In August 2009 Angus McPherson and I took a trip to New York City for the 2009 National Flute Association Convention. Before this I’d been messing around with a few simple tunes, trying to get some basic beatbox sounds happening. The idea of contacting Greg Pattillo and asking for a lesson had been mentioned here and there for a while – everyone I spoke to, including my teacher Alexa Still, had expressed an enthusiasm.  So all of a sudden, sitting in the hotel room on West 51st, I took a look at Pattillo’s website, sent an email asking if he might have time to meet up whilst we were in town, et voilà – he replied! Gus and I had a lesson!

The lesson kicked off with Greg asking for a show of where each of us were at with beatbox-flute. My first attempt at a beatbox arrangement was upon the theme from Paganini’s Caprice No. 24 in A minor. Pattillo guided us through some of the basic beatbox sounds – /b/ kick or bass drum, /p/ snare, /k/ handclap or rim shot and /t/ hi-hat cymbal. We spent time refining each sound, plenty of spit flying, repeating /b/, /b/, /b/… against the metronome ticking at 60bpm, Greg encouraging and describing what needed to be tweaked to get the sounds sounding super.
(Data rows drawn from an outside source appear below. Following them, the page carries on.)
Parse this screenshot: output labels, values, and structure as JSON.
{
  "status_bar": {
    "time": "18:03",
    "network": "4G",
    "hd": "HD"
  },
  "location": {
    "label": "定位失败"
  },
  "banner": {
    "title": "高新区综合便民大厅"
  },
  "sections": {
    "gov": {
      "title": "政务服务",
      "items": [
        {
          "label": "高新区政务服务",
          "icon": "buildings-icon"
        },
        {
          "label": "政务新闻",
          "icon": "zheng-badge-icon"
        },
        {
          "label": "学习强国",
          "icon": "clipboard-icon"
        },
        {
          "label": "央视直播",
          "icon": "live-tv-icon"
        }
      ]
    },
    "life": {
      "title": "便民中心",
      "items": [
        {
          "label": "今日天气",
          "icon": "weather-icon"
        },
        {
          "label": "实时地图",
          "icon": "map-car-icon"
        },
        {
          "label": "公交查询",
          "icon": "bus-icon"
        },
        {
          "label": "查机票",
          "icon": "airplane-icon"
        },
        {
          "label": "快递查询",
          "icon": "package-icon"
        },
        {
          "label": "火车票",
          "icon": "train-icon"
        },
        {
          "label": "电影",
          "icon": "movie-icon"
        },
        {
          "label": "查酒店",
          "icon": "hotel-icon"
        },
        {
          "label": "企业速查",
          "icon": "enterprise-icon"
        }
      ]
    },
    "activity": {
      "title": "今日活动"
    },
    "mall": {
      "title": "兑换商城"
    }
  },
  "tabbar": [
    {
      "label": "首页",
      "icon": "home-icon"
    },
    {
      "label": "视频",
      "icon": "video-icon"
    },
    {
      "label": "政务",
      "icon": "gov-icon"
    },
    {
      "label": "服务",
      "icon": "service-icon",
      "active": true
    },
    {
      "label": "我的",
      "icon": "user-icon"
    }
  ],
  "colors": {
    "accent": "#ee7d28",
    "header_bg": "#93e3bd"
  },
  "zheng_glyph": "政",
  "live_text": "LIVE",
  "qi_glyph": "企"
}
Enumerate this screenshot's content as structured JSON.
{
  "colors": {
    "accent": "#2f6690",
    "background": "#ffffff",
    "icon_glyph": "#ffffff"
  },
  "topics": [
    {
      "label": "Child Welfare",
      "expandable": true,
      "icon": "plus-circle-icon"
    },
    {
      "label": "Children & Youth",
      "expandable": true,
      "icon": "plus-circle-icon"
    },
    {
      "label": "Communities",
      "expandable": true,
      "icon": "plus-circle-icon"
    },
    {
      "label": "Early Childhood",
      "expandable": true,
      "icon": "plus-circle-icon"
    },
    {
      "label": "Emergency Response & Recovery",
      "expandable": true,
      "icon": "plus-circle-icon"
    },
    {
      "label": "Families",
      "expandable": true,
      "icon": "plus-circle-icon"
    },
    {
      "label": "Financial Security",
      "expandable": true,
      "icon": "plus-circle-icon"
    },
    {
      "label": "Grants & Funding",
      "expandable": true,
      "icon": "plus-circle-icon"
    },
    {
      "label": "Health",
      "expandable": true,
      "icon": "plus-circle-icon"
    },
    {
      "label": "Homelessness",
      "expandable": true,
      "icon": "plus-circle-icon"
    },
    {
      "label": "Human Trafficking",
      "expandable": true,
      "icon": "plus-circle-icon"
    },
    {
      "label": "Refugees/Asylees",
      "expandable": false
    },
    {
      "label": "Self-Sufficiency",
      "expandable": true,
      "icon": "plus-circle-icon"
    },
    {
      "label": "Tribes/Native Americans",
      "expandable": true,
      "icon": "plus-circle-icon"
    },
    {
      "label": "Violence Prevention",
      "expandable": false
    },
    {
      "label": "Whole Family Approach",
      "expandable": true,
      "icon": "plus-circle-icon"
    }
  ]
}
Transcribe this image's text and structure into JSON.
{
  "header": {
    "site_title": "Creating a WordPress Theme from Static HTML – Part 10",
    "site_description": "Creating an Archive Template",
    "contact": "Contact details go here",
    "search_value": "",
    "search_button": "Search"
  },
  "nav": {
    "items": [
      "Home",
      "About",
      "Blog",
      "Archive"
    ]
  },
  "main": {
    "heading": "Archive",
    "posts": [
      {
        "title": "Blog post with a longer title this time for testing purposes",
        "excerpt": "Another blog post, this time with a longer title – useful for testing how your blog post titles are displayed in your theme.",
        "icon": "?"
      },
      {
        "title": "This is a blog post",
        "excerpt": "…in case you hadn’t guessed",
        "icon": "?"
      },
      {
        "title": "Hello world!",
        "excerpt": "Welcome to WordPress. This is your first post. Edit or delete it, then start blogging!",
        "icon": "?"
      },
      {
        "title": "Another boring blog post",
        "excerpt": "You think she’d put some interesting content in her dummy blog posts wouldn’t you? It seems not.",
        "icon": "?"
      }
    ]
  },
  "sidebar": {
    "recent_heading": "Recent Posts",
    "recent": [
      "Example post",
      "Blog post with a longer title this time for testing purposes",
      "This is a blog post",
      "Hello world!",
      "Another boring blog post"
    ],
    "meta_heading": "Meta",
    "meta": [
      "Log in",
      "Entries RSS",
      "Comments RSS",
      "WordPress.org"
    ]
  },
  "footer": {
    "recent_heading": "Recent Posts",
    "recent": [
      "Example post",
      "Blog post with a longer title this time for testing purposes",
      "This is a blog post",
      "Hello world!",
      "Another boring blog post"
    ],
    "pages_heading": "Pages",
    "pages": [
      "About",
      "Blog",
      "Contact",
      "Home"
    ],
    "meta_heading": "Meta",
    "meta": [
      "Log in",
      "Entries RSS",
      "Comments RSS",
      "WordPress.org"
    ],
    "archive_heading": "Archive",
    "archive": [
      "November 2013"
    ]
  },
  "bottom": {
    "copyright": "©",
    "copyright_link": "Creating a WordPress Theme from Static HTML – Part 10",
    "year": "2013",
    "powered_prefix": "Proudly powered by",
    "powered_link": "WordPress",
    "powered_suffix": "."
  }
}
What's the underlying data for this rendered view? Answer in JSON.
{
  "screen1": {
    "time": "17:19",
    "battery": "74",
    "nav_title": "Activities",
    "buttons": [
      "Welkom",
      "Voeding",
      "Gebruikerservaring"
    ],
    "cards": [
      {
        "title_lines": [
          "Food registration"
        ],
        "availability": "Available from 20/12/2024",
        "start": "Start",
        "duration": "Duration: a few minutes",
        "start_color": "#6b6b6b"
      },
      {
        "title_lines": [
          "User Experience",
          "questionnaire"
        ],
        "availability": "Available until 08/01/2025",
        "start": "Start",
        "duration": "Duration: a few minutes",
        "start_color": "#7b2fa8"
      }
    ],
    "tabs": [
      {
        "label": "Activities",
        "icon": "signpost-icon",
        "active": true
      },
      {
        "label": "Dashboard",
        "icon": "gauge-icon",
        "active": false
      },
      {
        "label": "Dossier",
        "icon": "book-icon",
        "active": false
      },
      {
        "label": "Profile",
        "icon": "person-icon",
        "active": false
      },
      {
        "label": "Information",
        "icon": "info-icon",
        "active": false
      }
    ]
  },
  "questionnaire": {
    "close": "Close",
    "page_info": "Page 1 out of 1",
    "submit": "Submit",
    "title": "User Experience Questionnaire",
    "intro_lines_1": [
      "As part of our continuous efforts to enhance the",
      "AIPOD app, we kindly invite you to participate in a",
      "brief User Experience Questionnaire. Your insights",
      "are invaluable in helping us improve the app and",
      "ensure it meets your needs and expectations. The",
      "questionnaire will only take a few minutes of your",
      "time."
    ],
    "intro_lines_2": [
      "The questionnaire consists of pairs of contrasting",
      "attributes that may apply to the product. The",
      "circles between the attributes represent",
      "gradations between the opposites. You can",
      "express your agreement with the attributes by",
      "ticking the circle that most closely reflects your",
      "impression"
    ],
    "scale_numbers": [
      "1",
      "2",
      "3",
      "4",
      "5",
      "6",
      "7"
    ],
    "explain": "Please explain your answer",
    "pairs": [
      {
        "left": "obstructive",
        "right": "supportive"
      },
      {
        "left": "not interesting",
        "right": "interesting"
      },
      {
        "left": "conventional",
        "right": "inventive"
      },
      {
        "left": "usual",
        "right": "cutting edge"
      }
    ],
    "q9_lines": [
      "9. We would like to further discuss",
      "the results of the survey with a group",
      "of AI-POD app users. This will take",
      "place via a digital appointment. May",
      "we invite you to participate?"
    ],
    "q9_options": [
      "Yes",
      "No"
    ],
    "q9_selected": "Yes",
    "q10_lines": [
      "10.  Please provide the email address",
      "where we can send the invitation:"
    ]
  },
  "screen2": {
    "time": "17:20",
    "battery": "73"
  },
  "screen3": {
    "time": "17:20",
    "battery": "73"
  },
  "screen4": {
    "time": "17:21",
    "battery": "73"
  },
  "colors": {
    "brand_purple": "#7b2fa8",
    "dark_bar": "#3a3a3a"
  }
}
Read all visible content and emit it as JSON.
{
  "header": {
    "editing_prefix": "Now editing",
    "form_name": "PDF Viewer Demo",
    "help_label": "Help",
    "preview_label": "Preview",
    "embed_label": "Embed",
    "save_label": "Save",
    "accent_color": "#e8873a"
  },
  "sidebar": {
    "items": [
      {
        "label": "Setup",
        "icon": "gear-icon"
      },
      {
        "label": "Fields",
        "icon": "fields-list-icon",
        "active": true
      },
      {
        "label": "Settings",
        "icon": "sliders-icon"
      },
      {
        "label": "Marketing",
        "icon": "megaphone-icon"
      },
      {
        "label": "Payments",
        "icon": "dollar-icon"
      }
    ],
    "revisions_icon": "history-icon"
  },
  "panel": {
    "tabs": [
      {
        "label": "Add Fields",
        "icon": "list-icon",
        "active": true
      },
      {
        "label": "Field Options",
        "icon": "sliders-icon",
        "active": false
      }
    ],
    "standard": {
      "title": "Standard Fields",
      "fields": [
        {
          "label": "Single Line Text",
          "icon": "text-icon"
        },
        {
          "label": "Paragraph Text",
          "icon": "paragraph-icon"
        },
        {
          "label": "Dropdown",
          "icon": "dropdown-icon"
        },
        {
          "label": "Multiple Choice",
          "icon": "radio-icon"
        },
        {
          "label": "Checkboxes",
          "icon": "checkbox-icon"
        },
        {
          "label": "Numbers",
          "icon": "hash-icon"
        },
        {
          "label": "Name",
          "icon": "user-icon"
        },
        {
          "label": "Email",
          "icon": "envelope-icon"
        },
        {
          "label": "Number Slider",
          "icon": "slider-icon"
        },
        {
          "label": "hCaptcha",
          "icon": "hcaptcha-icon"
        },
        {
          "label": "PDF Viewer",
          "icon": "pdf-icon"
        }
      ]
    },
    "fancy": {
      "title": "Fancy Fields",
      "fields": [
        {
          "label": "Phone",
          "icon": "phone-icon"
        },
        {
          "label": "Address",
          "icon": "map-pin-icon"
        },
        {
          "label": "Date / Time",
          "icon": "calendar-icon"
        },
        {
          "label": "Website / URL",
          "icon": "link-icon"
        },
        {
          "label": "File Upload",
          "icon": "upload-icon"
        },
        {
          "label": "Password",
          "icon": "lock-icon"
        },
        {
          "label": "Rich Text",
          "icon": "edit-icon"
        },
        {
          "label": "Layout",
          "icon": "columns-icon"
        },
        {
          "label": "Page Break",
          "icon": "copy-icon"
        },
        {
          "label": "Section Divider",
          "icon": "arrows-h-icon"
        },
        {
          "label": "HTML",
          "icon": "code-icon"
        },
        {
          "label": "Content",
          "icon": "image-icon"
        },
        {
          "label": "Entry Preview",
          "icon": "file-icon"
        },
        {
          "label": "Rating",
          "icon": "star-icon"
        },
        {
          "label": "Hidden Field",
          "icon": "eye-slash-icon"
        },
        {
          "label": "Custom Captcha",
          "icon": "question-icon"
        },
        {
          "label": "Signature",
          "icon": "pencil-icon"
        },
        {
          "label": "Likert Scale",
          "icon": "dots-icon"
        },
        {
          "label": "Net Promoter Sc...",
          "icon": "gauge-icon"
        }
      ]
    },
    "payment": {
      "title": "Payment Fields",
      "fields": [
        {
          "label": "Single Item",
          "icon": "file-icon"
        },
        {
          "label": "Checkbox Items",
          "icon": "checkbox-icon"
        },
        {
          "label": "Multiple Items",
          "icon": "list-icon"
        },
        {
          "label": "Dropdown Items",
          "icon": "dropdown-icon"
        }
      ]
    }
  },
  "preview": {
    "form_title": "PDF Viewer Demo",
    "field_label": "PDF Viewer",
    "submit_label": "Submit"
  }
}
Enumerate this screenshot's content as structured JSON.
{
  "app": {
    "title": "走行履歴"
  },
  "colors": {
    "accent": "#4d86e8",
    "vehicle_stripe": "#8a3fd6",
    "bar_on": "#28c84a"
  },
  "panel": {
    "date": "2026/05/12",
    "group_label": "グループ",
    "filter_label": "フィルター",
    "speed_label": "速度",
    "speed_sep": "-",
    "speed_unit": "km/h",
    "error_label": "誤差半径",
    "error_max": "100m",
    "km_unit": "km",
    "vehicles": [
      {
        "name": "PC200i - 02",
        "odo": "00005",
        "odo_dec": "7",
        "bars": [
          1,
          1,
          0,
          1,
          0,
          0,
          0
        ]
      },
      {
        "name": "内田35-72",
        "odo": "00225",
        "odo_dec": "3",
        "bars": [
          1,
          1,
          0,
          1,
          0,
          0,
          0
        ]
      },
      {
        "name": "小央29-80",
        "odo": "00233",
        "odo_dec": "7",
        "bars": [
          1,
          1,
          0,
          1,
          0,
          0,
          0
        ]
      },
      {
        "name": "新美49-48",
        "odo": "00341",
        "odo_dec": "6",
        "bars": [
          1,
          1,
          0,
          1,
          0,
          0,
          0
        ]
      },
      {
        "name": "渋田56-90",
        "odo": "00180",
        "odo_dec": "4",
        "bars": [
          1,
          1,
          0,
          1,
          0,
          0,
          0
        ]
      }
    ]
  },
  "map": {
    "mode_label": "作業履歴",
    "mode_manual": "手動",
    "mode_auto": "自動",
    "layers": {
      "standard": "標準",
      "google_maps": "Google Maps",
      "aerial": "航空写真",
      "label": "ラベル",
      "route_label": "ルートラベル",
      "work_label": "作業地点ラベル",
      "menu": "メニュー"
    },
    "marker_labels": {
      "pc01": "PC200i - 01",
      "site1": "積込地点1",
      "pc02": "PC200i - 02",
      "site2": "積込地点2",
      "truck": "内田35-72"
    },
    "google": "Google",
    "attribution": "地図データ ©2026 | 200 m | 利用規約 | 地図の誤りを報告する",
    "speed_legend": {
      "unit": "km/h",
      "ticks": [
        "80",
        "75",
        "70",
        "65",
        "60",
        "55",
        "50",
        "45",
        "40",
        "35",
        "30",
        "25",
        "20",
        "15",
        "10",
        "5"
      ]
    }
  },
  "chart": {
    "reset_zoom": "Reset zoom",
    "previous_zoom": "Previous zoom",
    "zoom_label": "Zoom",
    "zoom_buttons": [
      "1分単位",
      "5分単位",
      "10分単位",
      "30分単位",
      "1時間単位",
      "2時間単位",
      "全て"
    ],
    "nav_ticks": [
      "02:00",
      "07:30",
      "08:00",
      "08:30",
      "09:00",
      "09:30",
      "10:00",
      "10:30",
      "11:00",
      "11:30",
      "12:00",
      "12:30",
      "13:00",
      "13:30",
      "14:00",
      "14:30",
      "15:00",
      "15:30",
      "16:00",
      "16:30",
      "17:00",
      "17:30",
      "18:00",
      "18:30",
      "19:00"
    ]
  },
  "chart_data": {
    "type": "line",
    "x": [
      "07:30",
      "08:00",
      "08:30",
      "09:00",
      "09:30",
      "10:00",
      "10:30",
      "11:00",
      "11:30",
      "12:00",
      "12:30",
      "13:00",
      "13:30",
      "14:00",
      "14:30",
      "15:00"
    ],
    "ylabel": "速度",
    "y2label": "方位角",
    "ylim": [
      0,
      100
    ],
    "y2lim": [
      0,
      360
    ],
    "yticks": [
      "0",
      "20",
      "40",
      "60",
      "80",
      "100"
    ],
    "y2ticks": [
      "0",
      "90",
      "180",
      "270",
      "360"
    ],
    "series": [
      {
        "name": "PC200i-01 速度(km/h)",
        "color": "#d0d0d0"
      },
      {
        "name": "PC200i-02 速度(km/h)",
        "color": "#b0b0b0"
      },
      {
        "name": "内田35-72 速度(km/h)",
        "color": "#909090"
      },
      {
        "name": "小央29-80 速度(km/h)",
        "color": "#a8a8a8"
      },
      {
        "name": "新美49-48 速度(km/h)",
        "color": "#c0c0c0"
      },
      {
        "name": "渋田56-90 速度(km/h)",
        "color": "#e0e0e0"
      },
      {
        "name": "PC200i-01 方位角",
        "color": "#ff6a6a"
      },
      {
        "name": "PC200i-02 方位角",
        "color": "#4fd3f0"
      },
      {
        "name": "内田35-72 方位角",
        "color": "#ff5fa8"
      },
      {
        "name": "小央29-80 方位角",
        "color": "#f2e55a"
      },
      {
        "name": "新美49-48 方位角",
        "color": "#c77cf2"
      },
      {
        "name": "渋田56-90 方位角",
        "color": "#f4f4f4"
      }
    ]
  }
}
We covered a bunch of techniques – inhaled /k/ and /p/, adding /s/, /f/ and /sh/ to the drum sounds, how to string sounds together into grooves and some pretty hip ways of vamping and arranging tunes.

 

Greg Patillo“We finished the two hour

session jamming on the Paganini theme

and a Piazzolla tune”

 

Needless to say, the rest of our stay in NYC was punctuated by beatbox practice whilst walking the streets and plenty of jamming back in the hotel room.

Back in Sydney, with little to do and little income over the summer break, the idea of taking Pattillo’s lead and heading out busking was way more favourable than waiting tables. I began pairing up with other musicians mainly playing jazz standards and improvising our own grooves. People reacted enthusia-stically to the music, often stopping to chat, or to sing along in the case of one homeless guy. The music was great but of course, the cash was pretty thin…

So, how do you get this beatbox thing happening for yourself? Easy!

1.  Go and grab your Moyse “Tone Development Through Interpretation” or any old beginner method. Pick out a simple tune, something consisting mostly of crotchets like “Mary Had a Little Lamb” – this works perfectly.

2.  Take a pencil and write a “b” under the first note in each bar and a “k” under each note that falls on the third beat.

3. Taking everything at a really, really slow tempo, play the tune on the flute, but replace each of the/b/ and /k/ notes with a really strong /b/ as in “boots” and an exaggerated /k/ as in “cats.” Sure, it might be tricky at first, but that’s nothing a bit of slow practice can’t fix.

So you’re thinking, “But my /b/ doesn’t sound like Pattillo’s. How do you get it to sound like a real bass drum?”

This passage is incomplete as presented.